Walter Benjamin warned that a work of art in the age of mechanical
reproduction is robbed of its aura. Dildine’s recently completed series
“Notating Hi Pops” plays with this proverbial sacrificial lamb from
multiple directions and on parallel timelines. Dildine prints old family
photographs onto large canvases and then attacks them with aggressive,
yet graceful mark-making in paint, ink and mixed media collage.
Speaking directly from the sensibility of a generation that has grown up
looking at “vintage” photographs as throwbacks of another era on upto-the-minute
social media sites, he comments upon a layer of historical
narrative in which the image is divorced from its physical context. The
photograph itself becomes a character in a contemporary drama, immersed
in a process of transformation and flux. 

In False May Minds, the photograph hiding behind an expressionistic
flair of swirling paint seems to be that of a young child lounging on a
father, sprawled upon a cozy suburban couch.

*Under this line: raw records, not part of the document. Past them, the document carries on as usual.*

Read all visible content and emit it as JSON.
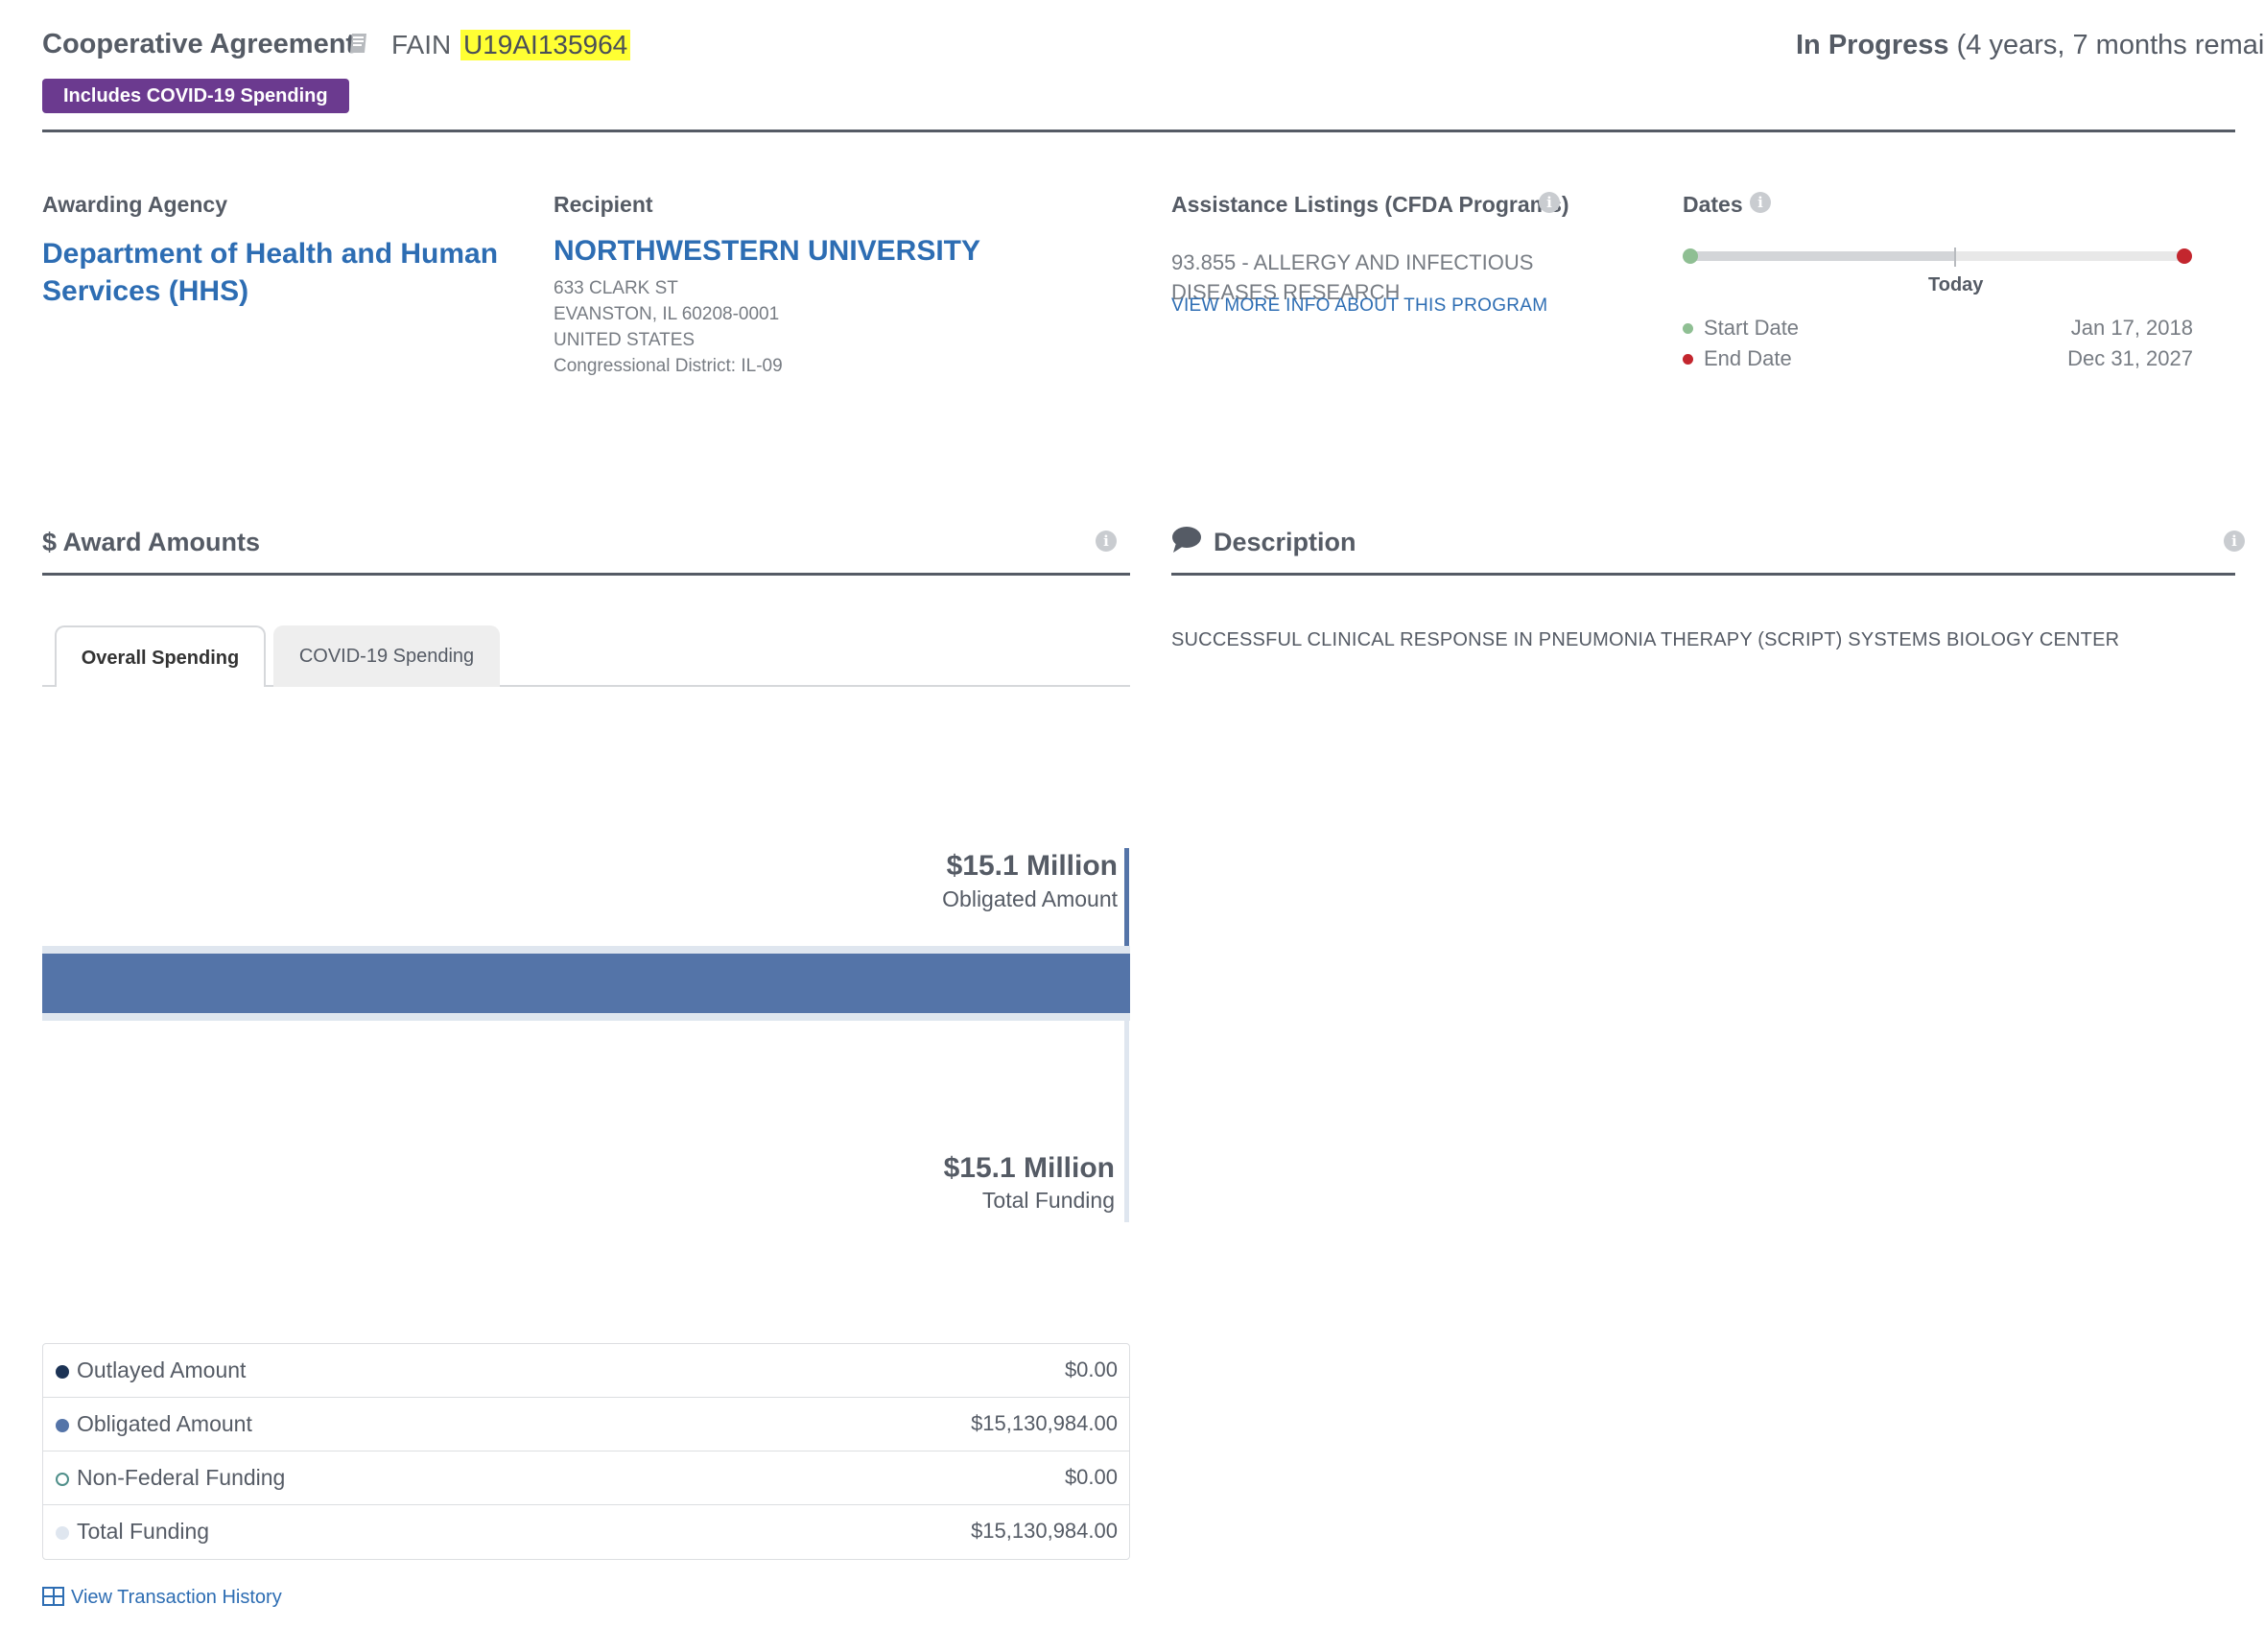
{
  "header": {
    "award_type": "Cooperative Agreement",
    "fain_label": "FAIN",
    "fain_value": "U19AI135964",
    "covid_badge": "Includes COVID-19 Spending",
    "status_bold": "In Progress",
    "status_detail": "(4 years, 7 months remai"
  },
  "agency": {
    "label": "Awarding Agency",
    "name": "Department of Health and Human Services (HHS)"
  },
  "recipient": {
    "label": "Recipient",
    "name": "NORTHWESTERN UNIVERSITY",
    "address_line1": "633 CLARK ST",
    "address_line2": "EVANSTON, IL 60208-0001",
    "country": "UNITED STATES",
    "district": "Congressional District: IL-09"
  },
  "cfda": {
    "label": "Assistance Listings (CFDA Programs)",
    "program": "93.855 - ALLERGY AND INFECTIOUS DISEASES RESEARCH",
    "link": "VIEW MORE INFO ABOUT THIS PROGRAM",
    "info_icon": "info-icon"
  },
  "dates": {
    "label": "Dates",
    "today_label": "Today",
    "start_label": "Start Date",
    "start_value": "Jan 17, 2018",
    "end_label": "End Date",
    "end_value": "Dec 31, 2027",
    "colors": {
      "start": "#8fbf93",
      "end": "#c3262e"
    }
  },
  "amounts": {
    "title": "$ Award Amounts",
    "tabs": [
      {
        "label": "Overall Spending",
        "active": true
      },
      {
        "label": "COVID-19 Spending",
        "active": false
      }
    ],
    "obligated_big": "$15.1 Million",
    "obligated_caption": "Obligated Amount",
    "total_big": "$15.1 Million",
    "total_caption": "Total Funding",
    "legend": [
      {
        "label": "Outlayed Amount",
        "value": "$0.00",
        "color": "#1c3355"
      },
      {
        "label": "Obligated Amount",
        "value": "$15,130,984.00",
        "color": "#5474a8"
      },
      {
        "label": "Non-Federal Funding",
        "value": "$0.00",
        "color": "#4f8f8a"
      },
      {
        "label": "Total Funding",
        "value": "$15,130,984.00",
        "color": "#dfe6ef"
      }
    ],
    "history_link": "View Transaction History"
  },
  "description": {
    "title": "Description",
    "text": "SUCCESSFUL CLINICAL RESPONSE IN PNEUMONIA THERAPY (SCRIPT) SYSTEMS BIOLOGY CENTER"
  }
}
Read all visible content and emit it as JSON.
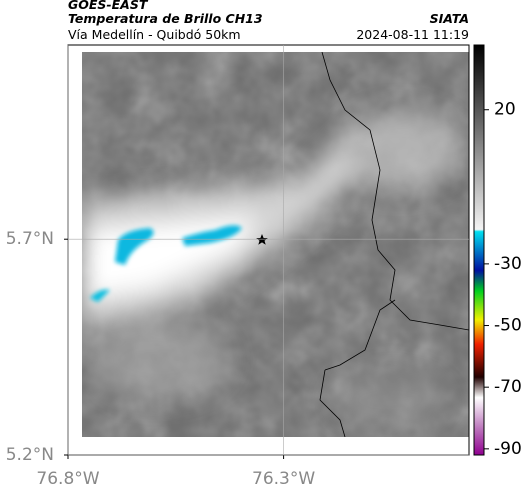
{
  "header": {
    "source": "GOES-EAST",
    "product": "Temperatura de Brillo CH13",
    "route": "Vía Medellín - Quibdó 50km",
    "agency": "SIATA",
    "timestamp": "2024-08-11 11:19"
  },
  "map": {
    "xlim": [
      -76.8,
      -75.87
    ],
    "ylim": [
      5.2,
      6.15
    ],
    "xticks": [
      {
        "value": -76.8,
        "label": "76.8°W"
      },
      {
        "value": -76.3,
        "label": "76.3°W"
      }
    ],
    "yticks": [
      {
        "value": 5.2,
        "label": "5.2°N"
      },
      {
        "value": 5.7,
        "label": "5.7°N"
      }
    ]
  },
  "colorbar": {
    "clim": [
      -92,
      41
    ],
    "ticks": [
      20,
      -30,
      -50,
      -70,
      -90
    ]
  }
}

The once-white high-top
sneakers peaking out from below acid wash jeans reveal the scene as
harkening a time recent enough to feel comfortingly familiar, yet distant
enough to carry the weight of nostalgia. The two bodies seem to merge
into one behind the veil of gyrating forms, constructing a hybrid creature
of limbs and retro fabric. The tangled mass of parent and child implies an
intense intimacy, palpable and untouchable. Dildine’s painting method is
almost digital in its ability to suggest photographic blur, and psychedelic
in its relationship to vision. Elements are copied and pasted within the
domestic scene, never allowing the viewer to forget the manipulation
enacted by digital technology on memories and representations. 

Several paintings feature distorted and hidden faces and the assumption
that below the scratches, spray paint, cutouts and other annihilating
gestures lie the wide smiles of performed domesticity. Dancing
Sharp leaves little opportunity for analysis, and seems to take its
meaning from obfuscation. The composition’s opacity begins with
the deep astronomical abyss replacing one face and continues to the
crocheted mask covering the other’s, while the inversion of the entire
image forces a disorientation and sense of doom. Damn Matte takes
the sacrilegious approach of desecrating an infant’s visage, his joyful
laughter replaced by disruptive gashes of men’s shirt fabric, seemingly
displaced from another location, work of art or recollection. 

We don’t learn much about Dildine’s upbringing from his artwork;
rather, we are invited to confront our relationship to personal history
and the ways that we have gotten used to superimposing the domestic
space onto the public sphere, gaining and losing meaning in the
process. Dildine reminds us that despite our access to information,
truly intimate moments remain quarantined in psychic seclusion.